Blick auf das Karl-Marx-Monument im Zentrum von Chemnitz

Das Karl-Marx-Monument, umgangssprachlich Nischel genannt, ist ein Wahrzeichen von Chemnitz.

"Das beginnt alles in der Weimarer Republik und viele der Architekten, die damals jung gewesen sind, haben dann auch den Wiederaufbau begleitet, in Ost und in West", erklärt Peer Ehmke, der Kurator der Ausstellung. Als Beispiel für diese Funktionalarchitektur nennt er Richard Paulick. Der aus Roßlau stammende Architekt war ein Assistent des Bauhaus-Gründers Walter Gropius und später Chefarchitekt der Satellitenstadt Halle-Neustadt. Ein entscheidender Impuls war 1957 die Interbau in West-Berlin, die Internationale Bauausstellung.

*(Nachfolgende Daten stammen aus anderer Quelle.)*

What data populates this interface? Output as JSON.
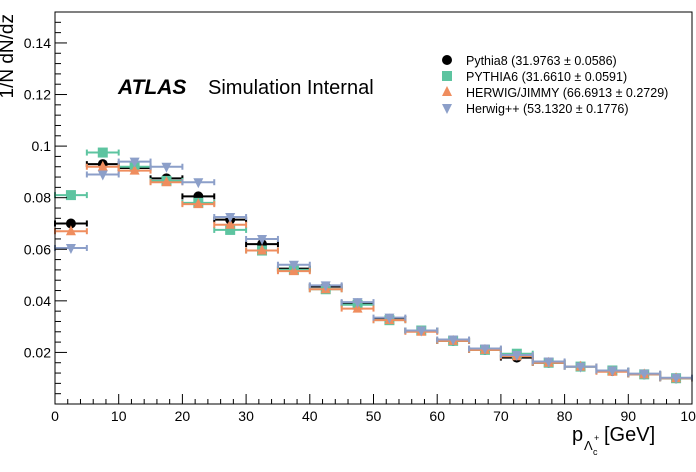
{
  "chart_data": {
    "type": "scatter",
    "xlabel": "p",
    "xlabel_sub": "Λ",
    "xlabel_subsub": "c",
    "xlabel_sup": "+",
    "xlabel_unit": "[GeV]",
    "ylabel": "1/N dN/dz",
    "xlim": [
      0,
      100
    ],
    "ylim": [
      0.0,
      0.152
    ],
    "xticks": [
      0,
      10,
      20,
      30,
      40,
      50,
      60,
      70,
      80,
      90,
      100
    ],
    "yticks": [
      0.02,
      0.04,
      0.06,
      0.08,
      0.1,
      0.12,
      0.14
    ],
    "grid": false,
    "legend_position": "top-right",
    "annotation": {
      "bold": "ATLAS",
      "text": "Simulation Internal"
    },
    "x_bin_centers": [
      2.5,
      7.5,
      12.5,
      17.5,
      22.5,
      27.5,
      32.5,
      37.5,
      42.5,
      47.5,
      52.5,
      57.5,
      62.5,
      67.5,
      72.5,
      77.5,
      82.5,
      87.5,
      92.5,
      97.5
    ],
    "x_bin_half_width": 2.5,
    "series": [
      {
        "name": "Pythia8 (31.9763 ± 0.0586)",
        "color": "#000000",
        "marker": "circle",
        "values": [
          0.07,
          0.093,
          0.0915,
          0.0875,
          0.0805,
          0.0715,
          0.062,
          0.0525,
          0.0455,
          0.039,
          0.033,
          0.0285,
          0.0245,
          0.021,
          0.018,
          0.016,
          0.0145,
          0.0128,
          0.0115,
          0.01
        ]
      },
      {
        "name": "PYTHIA6 (31.6610 ± 0.0591)",
        "color": "#5dc4a0",
        "marker": "square",
        "values": [
          0.081,
          0.0975,
          0.092,
          0.0865,
          0.078,
          0.0675,
          0.0595,
          0.052,
          0.0445,
          0.0385,
          0.0325,
          0.0285,
          0.0245,
          0.021,
          0.0195,
          0.016,
          0.0145,
          0.013,
          0.0115,
          0.01
        ]
      },
      {
        "name": "HERWIG/JIMMY (66.6913 ± 0.2729)",
        "color": "#ef8d5e",
        "marker": "triangle-up",
        "values": [
          0.067,
          0.092,
          0.0905,
          0.086,
          0.0775,
          0.0695,
          0.0595,
          0.0515,
          0.0445,
          0.037,
          0.0325,
          0.028,
          0.0245,
          0.021,
          0.0185,
          0.016,
          0.0145,
          0.0125,
          0.0115,
          0.01
        ]
      },
      {
        "name": "Herwig++ (53.1320 ± 0.1776)",
        "color": "#8c9fc9",
        "marker": "triangle-down",
        "values": [
          0.0605,
          0.089,
          0.094,
          0.092,
          0.086,
          0.0725,
          0.064,
          0.054,
          0.046,
          0.0395,
          0.0335,
          0.0285,
          0.025,
          0.0215,
          0.019,
          0.0165,
          0.0145,
          0.013,
          0.0118,
          0.0102
        ]
      }
    ]
  }
}
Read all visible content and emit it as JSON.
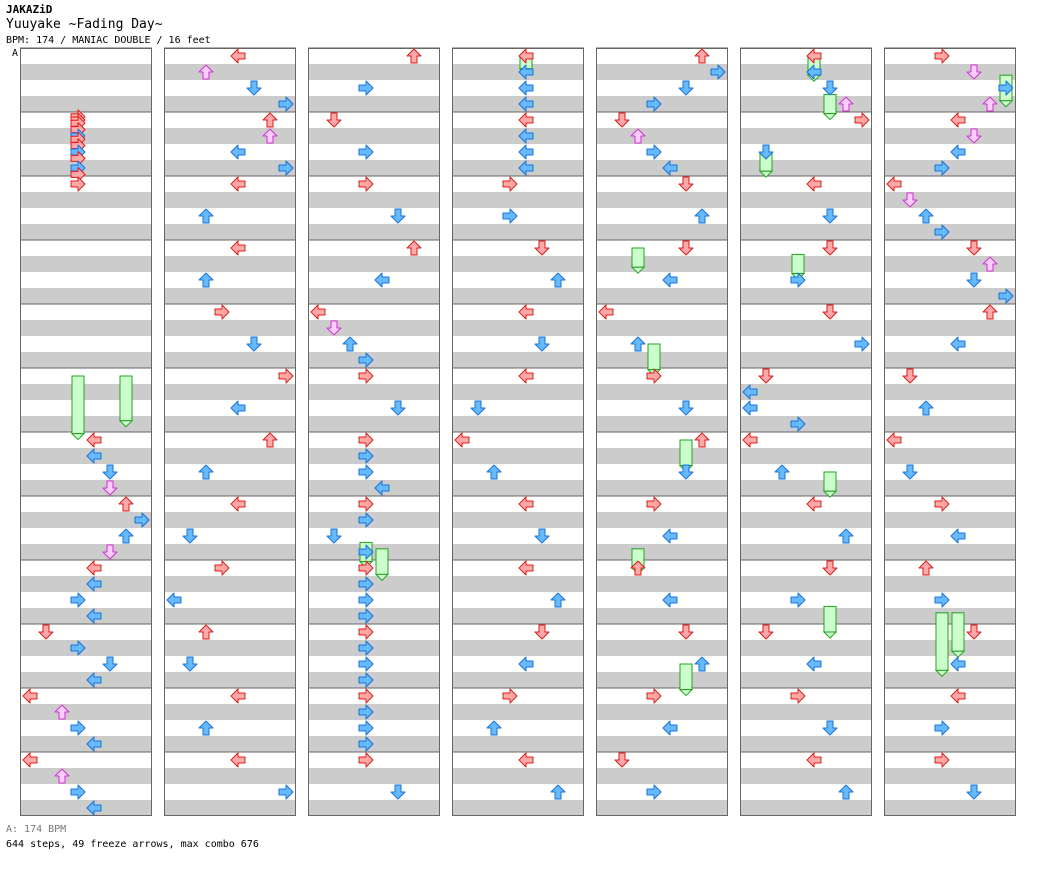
{
  "header": {
    "artist": "JAKAZiD",
    "title": "Yuuyake ~Fading Day~",
    "info": "BPM: 174 / MANIAC DOUBLE / 16 feet",
    "section_marker": "A"
  },
  "footer": {
    "bpm_line": "A: 174 BPM",
    "stats": "644 steps, 49 freeze arrows, max combo 676"
  },
  "colors": {
    "red_fill": "#ffaaaa",
    "red_stroke": "#e01818",
    "blue_fill": "#66bbff",
    "blue_stroke": "#1870d8",
    "pink_fill": "#ffccff",
    "pink_stroke": "#cc33cc",
    "freeze_fill": "#ccffcc",
    "freeze_stroke": "#20a020",
    "stripe": "#cccccc",
    "grid": "#666666"
  },
  "chart_data": {
    "type": "step-chart",
    "mode": "MANIAC DOUBLE",
    "bpm": 174,
    "panels": 16,
    "columns": 7,
    "measures_per_column": 12,
    "lanes": [
      "P1-left",
      "P1-down",
      "P1-up",
      "P1-right",
      "P2-left",
      "P2-down",
      "P2-up",
      "P2-right"
    ],
    "notes": [
      [
        [
          0,
          0.95,
          3
        ],
        [
          0,
          1.0,
          3
        ],
        [
          0,
          1.05,
          3
        ],
        [
          0,
          1.15,
          3
        ],
        [
          0,
          1.25,
          3
        ],
        [
          0,
          1.3,
          3
        ],
        [
          0,
          1.4,
          3
        ],
        [
          0,
          1.5,
          3
        ],
        [
          0,
          1.6,
          3
        ],
        [
          0,
          1.75,
          3
        ],
        [
          0,
          1.85,
          3
        ],
        [
          0,
          2.0,
          3
        ],
        [
          0,
          6.0,
          4
        ],
        [
          0,
          6.25,
          4
        ],
        [
          0,
          6.5,
          5
        ],
        [
          0,
          6.75,
          5
        ],
        [
          0,
          7.0,
          6
        ],
        [
          0,
          7.25,
          7
        ],
        [
          0,
          7.5,
          6
        ],
        [
          0,
          7.75,
          5
        ],
        [
          0,
          8.0,
          4
        ],
        [
          0,
          8.25,
          4
        ],
        [
          0,
          8.5,
          3
        ],
        [
          0,
          8.75,
          4
        ],
        [
          0,
          9.0,
          1
        ],
        [
          0,
          9.25,
          3
        ],
        [
          0,
          9.5,
          5
        ],
        [
          0,
          9.75,
          4
        ],
        [
          0,
          10.0,
          0
        ],
        [
          0,
          10.25,
          2
        ],
        [
          0,
          10.5,
          3
        ],
        [
          0,
          10.75,
          4
        ],
        [
          0,
          11.0,
          0
        ],
        [
          0,
          11.25,
          2
        ],
        [
          0,
          11.5,
          3
        ],
        [
          0,
          11.75,
          4
        ]
      ],
      [
        [
          1,
          0.0,
          4
        ],
        [
          1,
          0.25,
          2
        ],
        [
          1,
          0.5,
          5
        ],
        [
          1,
          0.75,
          7
        ],
        [
          1,
          1.0,
          6
        ],
        [
          1,
          1.25,
          6
        ],
        [
          1,
          1.5,
          4
        ],
        [
          1,
          1.75,
          7
        ],
        [
          1,
          2.0,
          4
        ],
        [
          1,
          2.5,
          2
        ],
        [
          1,
          3.0,
          4
        ],
        [
          1,
          3.5,
          2
        ],
        [
          1,
          4.0,
          3
        ],
        [
          1,
          4.5,
          5
        ],
        [
          1,
          5.0,
          7
        ],
        [
          1,
          5.5,
          4
        ],
        [
          1,
          6.0,
          6
        ],
        [
          1,
          6.5,
          2
        ],
        [
          1,
          7.0,
          4
        ],
        [
          1,
          7.5,
          1
        ],
        [
          1,
          8.0,
          3
        ],
        [
          1,
          8.5,
          0
        ],
        [
          1,
          9.0,
          2
        ],
        [
          1,
          9.5,
          1
        ],
        [
          1,
          10.0,
          4
        ],
        [
          1,
          10.5,
          2
        ],
        [
          1,
          11.0,
          4
        ],
        [
          1,
          11.5,
          7
        ]
      ],
      [
        [
          2,
          0.0,
          6
        ],
        [
          2,
          0.5,
          3
        ],
        [
          2,
          1.0,
          1
        ],
        [
          2,
          1.5,
          3
        ],
        [
          2,
          2.0,
          3
        ],
        [
          2,
          2.5,
          5
        ],
        [
          2,
          3.0,
          6
        ],
        [
          2,
          3.5,
          4
        ],
        [
          2,
          4.0,
          0
        ],
        [
          2,
          4.25,
          1
        ],
        [
          2,
          4.5,
          2
        ],
        [
          2,
          4.75,
          3
        ],
        [
          2,
          5.0,
          3
        ],
        [
          2,
          5.5,
          5
        ],
        [
          2,
          6.0,
          3
        ],
        [
          2,
          6.25,
          3
        ],
        [
          2,
          6.5,
          3
        ],
        [
          2,
          6.75,
          4
        ],
        [
          2,
          7.0,
          3
        ],
        [
          2,
          7.25,
          3
        ],
        [
          2,
          7.5,
          1
        ],
        [
          2,
          7.75,
          3
        ],
        [
          2,
          8.0,
          3
        ],
        [
          2,
          8.25,
          3
        ],
        [
          2,
          8.5,
          3
        ],
        [
          2,
          8.75,
          3
        ],
        [
          2,
          9.0,
          3
        ],
        [
          2,
          9.25,
          3
        ],
        [
          2,
          9.5,
          3
        ],
        [
          2,
          9.75,
          3
        ],
        [
          2,
          10.0,
          3
        ],
        [
          2,
          10.25,
          3
        ],
        [
          2,
          10.5,
          3
        ],
        [
          2,
          10.75,
          3
        ],
        [
          2,
          11.0,
          3
        ],
        [
          2,
          11.5,
          5
        ]
      ],
      [
        [
          3,
          0.0,
          4
        ],
        [
          3,
          0.25,
          4
        ],
        [
          3,
          0.5,
          4
        ],
        [
          3,
          0.75,
          4
        ],
        [
          3,
          1.0,
          4
        ],
        [
          3,
          1.25,
          4
        ],
        [
          3,
          1.5,
          4
        ],
        [
          3,
          1.75,
          4
        ],
        [
          3,
          2.0,
          3
        ],
        [
          3,
          2.5,
          3
        ],
        [
          3,
          3.0,
          5
        ],
        [
          3,
          3.5,
          6
        ],
        [
          3,
          4.0,
          4
        ],
        [
          3,
          4.5,
          5
        ],
        [
          3,
          5.0,
          4
        ],
        [
          3,
          5.5,
          1
        ],
        [
          3,
          6.0,
          0
        ],
        [
          3,
          6.5,
          2
        ],
        [
          3,
          7.0,
          4
        ],
        [
          3,
          7.5,
          5
        ],
        [
          3,
          8.0,
          4
        ],
        [
          3,
          8.5,
          6
        ],
        [
          3,
          9.0,
          5
        ],
        [
          3,
          9.5,
          4
        ],
        [
          3,
          10.0,
          3
        ],
        [
          3,
          10.5,
          2
        ],
        [
          3,
          11.0,
          4
        ],
        [
          3,
          11.5,
          6
        ]
      ],
      [
        [
          4,
          0.0,
          6
        ],
        [
          4,
          0.25,
          7
        ],
        [
          4,
          0.5,
          5
        ],
        [
          4,
          0.75,
          3
        ],
        [
          4,
          1.0,
          1
        ],
        [
          4,
          1.25,
          2
        ],
        [
          4,
          1.5,
          3
        ],
        [
          4,
          1.75,
          4
        ],
        [
          4,
          2.0,
          5
        ],
        [
          4,
          2.5,
          6
        ],
        [
          4,
          3.0,
          5
        ],
        [
          4,
          3.5,
          4
        ],
        [
          4,
          4.0,
          0
        ],
        [
          4,
          4.5,
          2
        ],
        [
          4,
          5.0,
          3
        ],
        [
          4,
          5.5,
          5
        ],
        [
          4,
          6.0,
          6
        ],
        [
          4,
          6.5,
          5
        ],
        [
          4,
          7.0,
          3
        ],
        [
          4,
          7.5,
          4
        ],
        [
          4,
          8.0,
          2
        ],
        [
          4,
          8.5,
          4
        ],
        [
          4,
          9.0,
          5
        ],
        [
          4,
          9.5,
          6
        ],
        [
          4,
          10.0,
          3
        ],
        [
          4,
          10.5,
          4
        ],
        [
          4,
          11.0,
          1
        ],
        [
          4,
          11.5,
          3
        ]
      ],
      [
        [
          5,
          0.0,
          4
        ],
        [
          5,
          0.25,
          4
        ],
        [
          5,
          0.5,
          5
        ],
        [
          5,
          0.75,
          6
        ],
        [
          5,
          1.0,
          7
        ],
        [
          5,
          1.5,
          1
        ],
        [
          5,
          2.0,
          4
        ],
        [
          5,
          2.5,
          5
        ],
        [
          5,
          3.0,
          5
        ],
        [
          5,
          3.5,
          3
        ],
        [
          5,
          4.0,
          5
        ],
        [
          5,
          4.5,
          7
        ],
        [
          5,
          5.0,
          1
        ],
        [
          5,
          5.25,
          0
        ],
        [
          5,
          5.5,
          0
        ],
        [
          5,
          5.75,
          3
        ],
        [
          5,
          6.0,
          0
        ],
        [
          5,
          6.5,
          2
        ],
        [
          5,
          7.0,
          4
        ],
        [
          5,
          7.5,
          6
        ],
        [
          5,
          8.0,
          5
        ],
        [
          5,
          8.5,
          3
        ],
        [
          5,
          9.0,
          1
        ],
        [
          5,
          9.5,
          4
        ],
        [
          5,
          10.0,
          3
        ],
        [
          5,
          10.5,
          5
        ],
        [
          5,
          11.0,
          4
        ],
        [
          5,
          11.5,
          6
        ]
      ],
      [
        [
          6,
          0.0,
          3
        ],
        [
          6,
          0.25,
          5
        ],
        [
          6,
          0.5,
          7
        ],
        [
          6,
          0.75,
          6
        ],
        [
          6,
          1.0,
          4
        ],
        [
          6,
          1.25,
          5
        ],
        [
          6,
          1.5,
          4
        ],
        [
          6,
          1.75,
          3
        ],
        [
          6,
          2.0,
          0
        ],
        [
          6,
          2.25,
          1
        ],
        [
          6,
          2.5,
          2
        ],
        [
          6,
          2.75,
          3
        ],
        [
          6,
          3.0,
          5
        ],
        [
          6,
          3.25,
          6
        ],
        [
          6,
          3.5,
          5
        ],
        [
          6,
          3.75,
          7
        ],
        [
          6,
          4.0,
          6
        ],
        [
          6,
          4.5,
          4
        ],
        [
          6,
          5.0,
          1
        ],
        [
          6,
          5.5,
          2
        ],
        [
          6,
          6.0,
          0
        ],
        [
          6,
          6.5,
          1
        ],
        [
          6,
          7.0,
          3
        ],
        [
          6,
          7.5,
          4
        ],
        [
          6,
          8.0,
          2
        ],
        [
          6,
          8.5,
          3
        ],
        [
          6,
          9.0,
          5
        ],
        [
          6,
          9.5,
          4
        ],
        [
          6,
          10.0,
          4
        ],
        [
          6,
          10.5,
          3
        ],
        [
          6,
          11.0,
          3
        ],
        [
          6,
          11.5,
          5
        ]
      ]
    ],
    "freezes": [
      [
        0,
        5.0,
        5.9,
        3
      ],
      [
        0,
        5.0,
        5.7,
        6
      ],
      [
        2,
        7.6,
        7.9,
        3
      ],
      [
        2,
        7.7,
        8.1,
        4
      ],
      [
        3,
        0.0,
        0.2,
        4
      ],
      [
        4,
        3.0,
        3.3,
        2
      ],
      [
        4,
        4.5,
        4.9,
        3
      ],
      [
        4,
        6.0,
        6.4,
        5
      ],
      [
        4,
        7.7,
        8.0,
        2
      ],
      [
        4,
        9.5,
        9.9,
        5
      ],
      [
        5,
        0.0,
        0.3,
        4
      ],
      [
        5,
        0.6,
        0.9,
        5
      ],
      [
        5,
        1.5,
        1.8,
        1
      ],
      [
        5,
        3.1,
        3.4,
        3
      ],
      [
        5,
        6.5,
        6.8,
        5
      ],
      [
        5,
        8.6,
        9.0,
        5
      ],
      [
        6,
        0.3,
        0.7,
        7
      ],
      [
        6,
        8.7,
        9.6,
        3
      ],
      [
        6,
        8.7,
        9.3,
        4
      ]
    ]
  }
}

Die DDR entdeckt das moderne Bauen für sich

Das Who is Who der Architektur hatte sich versammelt und Entwürfe geliefert, nach denen das im Krieg zerstörte Hansaviertel wieder aufgebaut wurde. Es avancierte daraufhin zum Maßstab des "Neuen Bauens", auch für die Architektur und Stadtplanung in der DDR.

Tatsächlich finden sich Elemente in Chemnitz wieder, zeigt Ehmke: So hätten etwa die V-Stützen des Oscar-Niemeyer-Hauses in Berlin ihren Niederschlag in dem Sporthochhaus in Chemnitz gefunden. Auch zwischen den Neubaublocks, die ab 1960/61 gebaut worden sind, und dem Gebäude von Alvar Aalto in Berlin findet der Ausstellungsmacher "große Ähnlichkeiten".

Blick auf den Sockel des Zeilenhochhaus des Architekten Oscar Niemeyer in Berlin das auf V-förmigen Streben steht.

Der Sockel des Oscar-Niemeyer-Hauses hat die Stadtplanung in Chemnitz inspiriert.

Aus Chemnitz wird Karl-Marx-Stadt

Welche Rolle diese internationalen Bezüge beim städteplanerischen Neubeginn spielten, erzählt die Ausstellung "Die neue Stadt – Chemnitz als Karl-Marx-Stadt". Allerdings fiel der Startschuss dafür nicht direkt nach den verheerenden Zerstörungen im Zweiten Weltkrieg, also auch nicht, als die sächsische Arbeiterstadt 1953 auf Anordnung der SED-Regierung nach dem Vordenker des Kommunismus umbenannt wurde.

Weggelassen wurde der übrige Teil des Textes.